Plaintiffs first cause of action, alleging that the foreclosure notices were defective, was properly dismissed since the documentary evidence established that pursuant to UCC 9-611 (f) (3), defendants gave notice of the foreclosure in a “commercially reasonable manner,” and the statute requires only that reasonable steps be taken to notify the debtor of the foreclosure (see e.g. Thornton v Citibank, 226 AD2d 162 [1996], lv denied, 89 NY2d 805 [1996]). The foreclosure mailings were sent to plaintiff via certified mail, return receipt requested, and defendants’ use of the wrong zip code was insufficient to establish that service was inadequate, where the address itself was otherwise correct (see DeRosa v Chase Manhattan Mtge. Corp., 10 AD3d 317, 322 [2004]). Moreover, plaintiff acknowledged receipt of at least the first notice, her counsel acknowledged receipt of notices, and notices were published in a local newspaper for three consecutive weeks prior to the sale. Under UCC 9-608 (a) (1) (C), the foreclosure of the first security interest automatically extinguished the second security interest, which was the subordinate lien, and thus, a separate notice of foreclosure for the latter lien was not required.

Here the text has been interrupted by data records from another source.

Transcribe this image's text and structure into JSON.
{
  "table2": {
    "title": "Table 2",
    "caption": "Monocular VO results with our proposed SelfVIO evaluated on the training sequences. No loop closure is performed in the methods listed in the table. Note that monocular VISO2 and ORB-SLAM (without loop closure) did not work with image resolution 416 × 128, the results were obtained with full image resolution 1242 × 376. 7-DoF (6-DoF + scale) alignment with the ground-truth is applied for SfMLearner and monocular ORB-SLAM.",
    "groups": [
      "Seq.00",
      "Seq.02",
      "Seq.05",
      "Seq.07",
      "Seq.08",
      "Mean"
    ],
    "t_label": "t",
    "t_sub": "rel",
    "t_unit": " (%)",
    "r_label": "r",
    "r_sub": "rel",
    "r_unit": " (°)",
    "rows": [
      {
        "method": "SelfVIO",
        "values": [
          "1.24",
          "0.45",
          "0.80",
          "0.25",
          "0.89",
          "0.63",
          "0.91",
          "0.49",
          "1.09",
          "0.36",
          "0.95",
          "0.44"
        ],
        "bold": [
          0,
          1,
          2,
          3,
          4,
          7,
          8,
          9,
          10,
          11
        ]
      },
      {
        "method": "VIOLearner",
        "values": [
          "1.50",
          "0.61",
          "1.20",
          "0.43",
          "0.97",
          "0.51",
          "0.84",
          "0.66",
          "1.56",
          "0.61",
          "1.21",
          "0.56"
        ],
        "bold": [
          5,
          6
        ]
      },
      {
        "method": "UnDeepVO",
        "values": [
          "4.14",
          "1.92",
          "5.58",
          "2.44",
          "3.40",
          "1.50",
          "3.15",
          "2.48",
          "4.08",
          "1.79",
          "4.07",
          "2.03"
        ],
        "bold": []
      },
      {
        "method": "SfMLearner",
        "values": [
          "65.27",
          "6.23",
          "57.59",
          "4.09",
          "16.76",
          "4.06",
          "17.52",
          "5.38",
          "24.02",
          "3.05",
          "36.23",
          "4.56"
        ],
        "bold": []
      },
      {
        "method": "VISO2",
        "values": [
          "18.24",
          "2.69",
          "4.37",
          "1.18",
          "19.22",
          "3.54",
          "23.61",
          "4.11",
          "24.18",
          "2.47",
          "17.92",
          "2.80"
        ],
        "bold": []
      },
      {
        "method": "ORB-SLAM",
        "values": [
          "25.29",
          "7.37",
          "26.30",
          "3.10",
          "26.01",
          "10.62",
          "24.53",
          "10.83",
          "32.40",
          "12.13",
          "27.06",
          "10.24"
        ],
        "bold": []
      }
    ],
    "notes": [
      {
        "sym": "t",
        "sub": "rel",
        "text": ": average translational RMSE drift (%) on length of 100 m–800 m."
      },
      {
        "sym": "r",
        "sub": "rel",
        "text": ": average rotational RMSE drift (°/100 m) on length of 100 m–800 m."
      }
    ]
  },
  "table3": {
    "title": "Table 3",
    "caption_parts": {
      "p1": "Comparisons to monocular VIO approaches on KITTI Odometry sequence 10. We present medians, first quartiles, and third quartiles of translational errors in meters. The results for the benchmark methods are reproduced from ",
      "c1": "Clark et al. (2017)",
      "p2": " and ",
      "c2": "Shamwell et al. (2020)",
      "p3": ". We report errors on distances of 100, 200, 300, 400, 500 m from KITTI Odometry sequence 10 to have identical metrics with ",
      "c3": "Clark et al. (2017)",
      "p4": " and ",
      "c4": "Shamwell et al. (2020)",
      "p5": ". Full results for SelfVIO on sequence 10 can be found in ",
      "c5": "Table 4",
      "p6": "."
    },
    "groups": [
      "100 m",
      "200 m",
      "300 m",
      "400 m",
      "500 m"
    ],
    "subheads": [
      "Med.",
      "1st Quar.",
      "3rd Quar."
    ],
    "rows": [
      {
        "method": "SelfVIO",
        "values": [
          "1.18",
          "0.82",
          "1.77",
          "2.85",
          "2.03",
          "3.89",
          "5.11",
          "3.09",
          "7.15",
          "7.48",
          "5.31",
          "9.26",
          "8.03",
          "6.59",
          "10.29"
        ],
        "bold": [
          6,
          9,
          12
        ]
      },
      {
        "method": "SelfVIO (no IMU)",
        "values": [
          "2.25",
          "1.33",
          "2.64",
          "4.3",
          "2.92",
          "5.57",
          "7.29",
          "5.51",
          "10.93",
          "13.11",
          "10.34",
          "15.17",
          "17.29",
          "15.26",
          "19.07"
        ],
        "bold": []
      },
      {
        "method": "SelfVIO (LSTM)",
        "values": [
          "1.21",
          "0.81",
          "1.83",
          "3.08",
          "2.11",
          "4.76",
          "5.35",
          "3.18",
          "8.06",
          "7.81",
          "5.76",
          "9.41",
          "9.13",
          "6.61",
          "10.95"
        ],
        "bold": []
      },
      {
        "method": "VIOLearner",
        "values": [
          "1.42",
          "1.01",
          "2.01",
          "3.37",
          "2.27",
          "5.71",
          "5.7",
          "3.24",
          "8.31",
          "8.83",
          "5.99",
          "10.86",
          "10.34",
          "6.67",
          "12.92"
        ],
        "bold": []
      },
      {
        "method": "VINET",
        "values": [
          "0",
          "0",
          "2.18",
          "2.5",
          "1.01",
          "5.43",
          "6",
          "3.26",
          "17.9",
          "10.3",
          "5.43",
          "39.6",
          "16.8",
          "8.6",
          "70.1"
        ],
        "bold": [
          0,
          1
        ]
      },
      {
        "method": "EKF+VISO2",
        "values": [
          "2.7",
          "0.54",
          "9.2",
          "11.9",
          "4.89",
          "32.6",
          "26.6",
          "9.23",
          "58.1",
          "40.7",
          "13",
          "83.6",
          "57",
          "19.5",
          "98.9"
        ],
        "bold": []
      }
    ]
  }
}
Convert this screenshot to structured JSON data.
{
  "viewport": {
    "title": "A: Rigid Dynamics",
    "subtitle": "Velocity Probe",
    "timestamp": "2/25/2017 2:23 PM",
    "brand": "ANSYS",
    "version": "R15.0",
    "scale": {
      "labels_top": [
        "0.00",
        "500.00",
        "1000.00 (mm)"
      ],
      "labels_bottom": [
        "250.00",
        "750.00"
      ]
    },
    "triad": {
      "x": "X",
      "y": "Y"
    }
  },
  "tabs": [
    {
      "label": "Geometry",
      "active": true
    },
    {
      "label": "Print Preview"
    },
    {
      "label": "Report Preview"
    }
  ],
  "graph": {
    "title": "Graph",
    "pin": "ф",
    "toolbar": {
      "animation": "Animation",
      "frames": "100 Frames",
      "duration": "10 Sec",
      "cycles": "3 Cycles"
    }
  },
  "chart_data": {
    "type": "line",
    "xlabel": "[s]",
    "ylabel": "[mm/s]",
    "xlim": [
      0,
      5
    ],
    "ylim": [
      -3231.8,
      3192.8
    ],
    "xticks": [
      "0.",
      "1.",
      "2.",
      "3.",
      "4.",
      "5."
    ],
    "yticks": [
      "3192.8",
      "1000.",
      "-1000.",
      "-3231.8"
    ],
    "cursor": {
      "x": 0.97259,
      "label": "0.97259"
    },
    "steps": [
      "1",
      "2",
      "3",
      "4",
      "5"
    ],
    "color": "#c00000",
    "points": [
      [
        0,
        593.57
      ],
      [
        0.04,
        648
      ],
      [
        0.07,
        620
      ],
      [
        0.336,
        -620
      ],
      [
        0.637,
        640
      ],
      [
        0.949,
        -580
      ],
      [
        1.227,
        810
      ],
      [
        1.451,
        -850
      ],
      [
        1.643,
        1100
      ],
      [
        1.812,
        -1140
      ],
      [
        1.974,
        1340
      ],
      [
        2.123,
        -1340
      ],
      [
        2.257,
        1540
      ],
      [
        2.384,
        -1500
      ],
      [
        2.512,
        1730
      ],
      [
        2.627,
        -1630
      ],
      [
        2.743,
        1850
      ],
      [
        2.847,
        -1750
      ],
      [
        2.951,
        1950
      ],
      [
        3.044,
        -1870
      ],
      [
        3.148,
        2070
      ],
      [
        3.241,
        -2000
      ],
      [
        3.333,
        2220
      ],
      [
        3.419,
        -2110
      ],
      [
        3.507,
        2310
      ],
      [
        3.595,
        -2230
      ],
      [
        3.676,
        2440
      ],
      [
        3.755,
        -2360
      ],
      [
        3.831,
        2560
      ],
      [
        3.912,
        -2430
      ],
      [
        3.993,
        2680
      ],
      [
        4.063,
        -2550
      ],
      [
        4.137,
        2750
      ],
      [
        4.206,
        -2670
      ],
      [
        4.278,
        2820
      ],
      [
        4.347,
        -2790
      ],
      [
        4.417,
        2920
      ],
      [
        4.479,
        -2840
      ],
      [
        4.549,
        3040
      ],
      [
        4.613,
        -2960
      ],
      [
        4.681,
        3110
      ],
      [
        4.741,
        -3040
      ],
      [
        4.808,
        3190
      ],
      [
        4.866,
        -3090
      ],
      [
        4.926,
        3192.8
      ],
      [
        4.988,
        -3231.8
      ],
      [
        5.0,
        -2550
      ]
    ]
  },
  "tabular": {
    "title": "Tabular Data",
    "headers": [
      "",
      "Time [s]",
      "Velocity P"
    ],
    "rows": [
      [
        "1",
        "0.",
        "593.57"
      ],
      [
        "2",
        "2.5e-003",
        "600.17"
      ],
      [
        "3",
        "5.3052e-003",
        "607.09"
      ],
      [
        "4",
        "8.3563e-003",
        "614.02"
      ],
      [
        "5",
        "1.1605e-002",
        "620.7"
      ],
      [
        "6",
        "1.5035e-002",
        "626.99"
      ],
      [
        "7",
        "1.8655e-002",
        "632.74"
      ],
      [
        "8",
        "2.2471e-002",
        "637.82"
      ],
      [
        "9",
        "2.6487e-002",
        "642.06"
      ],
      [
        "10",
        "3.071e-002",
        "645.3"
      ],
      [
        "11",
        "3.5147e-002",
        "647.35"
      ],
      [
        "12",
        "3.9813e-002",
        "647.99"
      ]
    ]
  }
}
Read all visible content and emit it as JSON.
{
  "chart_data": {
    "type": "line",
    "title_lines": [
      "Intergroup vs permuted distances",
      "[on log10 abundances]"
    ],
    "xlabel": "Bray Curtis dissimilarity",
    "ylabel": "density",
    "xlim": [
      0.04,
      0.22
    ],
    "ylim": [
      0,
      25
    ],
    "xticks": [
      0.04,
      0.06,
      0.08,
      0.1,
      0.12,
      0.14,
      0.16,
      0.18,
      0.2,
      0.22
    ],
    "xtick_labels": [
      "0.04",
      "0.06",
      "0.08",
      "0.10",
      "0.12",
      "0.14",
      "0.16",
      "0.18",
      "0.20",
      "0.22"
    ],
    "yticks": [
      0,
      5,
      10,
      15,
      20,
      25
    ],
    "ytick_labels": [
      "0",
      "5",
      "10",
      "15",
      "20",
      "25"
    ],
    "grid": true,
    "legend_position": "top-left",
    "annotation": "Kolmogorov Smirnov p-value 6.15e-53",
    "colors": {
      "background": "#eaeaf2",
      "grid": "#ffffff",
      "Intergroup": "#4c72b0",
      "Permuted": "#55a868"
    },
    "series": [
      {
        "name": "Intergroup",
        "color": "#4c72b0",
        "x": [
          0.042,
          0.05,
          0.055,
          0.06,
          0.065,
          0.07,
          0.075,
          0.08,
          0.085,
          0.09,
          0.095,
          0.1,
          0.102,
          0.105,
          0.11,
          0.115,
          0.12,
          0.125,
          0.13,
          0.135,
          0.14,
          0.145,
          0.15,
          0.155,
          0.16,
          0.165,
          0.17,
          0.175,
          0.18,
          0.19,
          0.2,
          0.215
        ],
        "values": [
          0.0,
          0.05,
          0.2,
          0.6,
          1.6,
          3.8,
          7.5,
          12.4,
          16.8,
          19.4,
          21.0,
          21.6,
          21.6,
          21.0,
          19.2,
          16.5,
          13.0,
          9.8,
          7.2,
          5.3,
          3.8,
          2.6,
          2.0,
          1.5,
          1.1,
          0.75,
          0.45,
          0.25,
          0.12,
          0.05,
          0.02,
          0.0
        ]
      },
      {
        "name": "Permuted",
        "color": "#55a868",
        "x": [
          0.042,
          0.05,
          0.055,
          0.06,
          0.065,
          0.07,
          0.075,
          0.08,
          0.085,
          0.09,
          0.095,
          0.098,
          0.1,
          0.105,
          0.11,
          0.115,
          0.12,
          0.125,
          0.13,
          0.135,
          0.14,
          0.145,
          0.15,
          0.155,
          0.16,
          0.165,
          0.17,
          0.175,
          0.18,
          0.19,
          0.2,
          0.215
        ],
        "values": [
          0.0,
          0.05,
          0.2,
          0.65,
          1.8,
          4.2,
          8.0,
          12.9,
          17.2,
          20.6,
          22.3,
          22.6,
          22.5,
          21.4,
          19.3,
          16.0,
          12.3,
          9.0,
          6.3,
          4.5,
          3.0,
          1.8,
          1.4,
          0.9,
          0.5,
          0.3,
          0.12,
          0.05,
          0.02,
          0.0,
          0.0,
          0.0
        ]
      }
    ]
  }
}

The second cause of action for fraudulent misrepresentation was properly dismissed, since “[t]here is no fiduciary duty . . . arising out of the contractual arm’s-length debtor and creditor legal relationship between a borrower and a bank” (FAB Indus. v BNY Fin. Corp., 252 AD2d 367 [1998]; see AJW Partners LLC v Itronics Inc. 68 AD3d 567, 568 [2009]).
The third cause of action for negligent misrepresentation was properly dismissed, since it is predicated upon promises of future conduct, rather than statements as to “existing material fact” (see Capricorn Invs. III, L.P. v CoolBrands Intl., Inc., 66 AD3d 409, 409 [2009]; Margrove Inc. v Lincoln First Bank of Rochester, 54 AD2d 1105 [1976], appeal dismissed 40 NY2d 1092 [1977]).
Plaintiffs fourth and fifth causes of action were also properly *445dismissed, since the sale price of $187,000 represented 62% of the alleged market value, and, in any event, the sale was conducted in a commercially reasonable manner (see UCC 9-627 [b]; DeRosa v Chase Manhattan Mtge. Corp., 10 AD3d at 322).
The documentary evidence conclusively established a defense to plaintiffs sixth cause of action, alleging that defendants colluded to ensure that defendant Plotch would prevail as the winning bidder. Plaintiff attended the auction along with the purchaser she claimed was prepared to purchase the apartment; however, no bid was entered by either plaintiff or her purchaser.
We have considered plaintiffs remaining contentions and find them unavailing. Concur — Saxe, J.P., Sweeny, Moskowitz, Manzanet-Daniels and Román, JJ. [Prior Case History: 2010 NY Slip Op 31884(U).]